The Loblaws-Sobeys investigation highlights the importance of distinguishing between beneficial and harmful, fair and unfair competition. Fair competition is based on offering improvements to the market – lower prices, higher quality, and innovative products – in contrast to unfair competition which is based on simply exercising market power to the benefit of only incumbents.

Given the current prevalence of oligopolies in Canada’s economy, defining and enforcing fair competition standards is particularly crucial to ensure these giants are unable to quash beneficial competition. The Loblaws-Sobeys investigation is an opportunity to spark a broader conversation about what constitutes fair and unfair competition. By drawing clear lines between acceptable and unacceptable practices, we can foster markets that better serve the interests of all Canadians.

Canadian Law Firms Prepare for New Merger Reality

Canada’s merger laws are about to get tough, and Bay Street is taking notice. This week, Stikeman Elliott LLP, a leading Canadian business law firm, released a new tool called the “Concentration Calculator” in response to proposed amendments to Canada’s competition laws. The tool is designed to help businesses quickly assess whether their proposed mergers might exceed the new structural presumption thresholds and trigger a more rigorous review by the Competition Bureau.

If the proposed amendments in Bill C-59 are passed, transactions that exceed certain market share or concentration thresholds will be presumed to be anti-competitive, shifting the burden of proof onto the merging parties to demonstrate that the deal will not harm competition. The changes represent an important step towards merger enforcement that recognizes the harms of mergers and halts the further concentration of Canada’s rolled up economy.

But the calculator is more than just a glorified spreadsheet. It’s a sign that Bay Street is starting to take Canada’s competition reforms seriously. As the proposed amendments move closer to becoming law, we’re seeing a shift in mindset among corporate Canada. Rather than buying up your competitors, actually competing for customers and market share must be the order of the day.

Y Combinator Takes Fight for “Little Tech” to Capitol Hill

Y Combinator CEO Garry Tan has set his sights on Washington, aiming to create a lobbying force for the interests of “Little Tech,” the countless startups vying to unseat digital giants in burgeoning markets like AI.

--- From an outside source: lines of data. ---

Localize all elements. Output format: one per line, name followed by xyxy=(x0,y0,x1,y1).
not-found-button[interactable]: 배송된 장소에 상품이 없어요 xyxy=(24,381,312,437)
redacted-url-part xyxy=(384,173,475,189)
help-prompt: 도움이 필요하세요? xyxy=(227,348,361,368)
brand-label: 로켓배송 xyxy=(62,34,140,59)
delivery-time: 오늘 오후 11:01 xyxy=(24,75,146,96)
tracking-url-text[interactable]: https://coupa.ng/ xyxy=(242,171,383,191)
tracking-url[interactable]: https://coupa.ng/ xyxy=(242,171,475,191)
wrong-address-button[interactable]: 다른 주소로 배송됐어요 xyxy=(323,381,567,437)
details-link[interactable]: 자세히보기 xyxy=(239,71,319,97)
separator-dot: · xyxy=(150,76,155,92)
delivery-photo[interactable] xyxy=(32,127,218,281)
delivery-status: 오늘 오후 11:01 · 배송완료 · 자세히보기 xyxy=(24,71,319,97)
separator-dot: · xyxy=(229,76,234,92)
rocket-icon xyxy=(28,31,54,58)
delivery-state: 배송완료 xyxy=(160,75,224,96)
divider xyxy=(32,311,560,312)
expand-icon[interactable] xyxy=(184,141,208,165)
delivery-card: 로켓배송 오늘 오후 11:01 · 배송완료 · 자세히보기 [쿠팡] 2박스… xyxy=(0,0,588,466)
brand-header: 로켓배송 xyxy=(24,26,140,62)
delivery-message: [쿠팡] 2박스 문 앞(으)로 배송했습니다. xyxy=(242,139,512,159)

During a whirlwind two-day trip to the nation’s capital, Tan met with key lawmakers and White House officials, and rallied startup founders to join his cause. With the help of Luther Lowe, Y Combinator’s head of public policy and a veteran of the anti-monopoly movement, Tan hopes to unite venture capitalists and progressive tech advocates to challenge the entrenched interests of Big Tech in Washington.

Canadian startups should take note of Tan’s efforts. While the regulatory landscape may differ north of the border, the stakes are just as high. By engaging with policymakers and advocating for fair competition, Canadian entrepreneurs can help break with our monopoly past and build the foundation of a diverse and vibrant economy.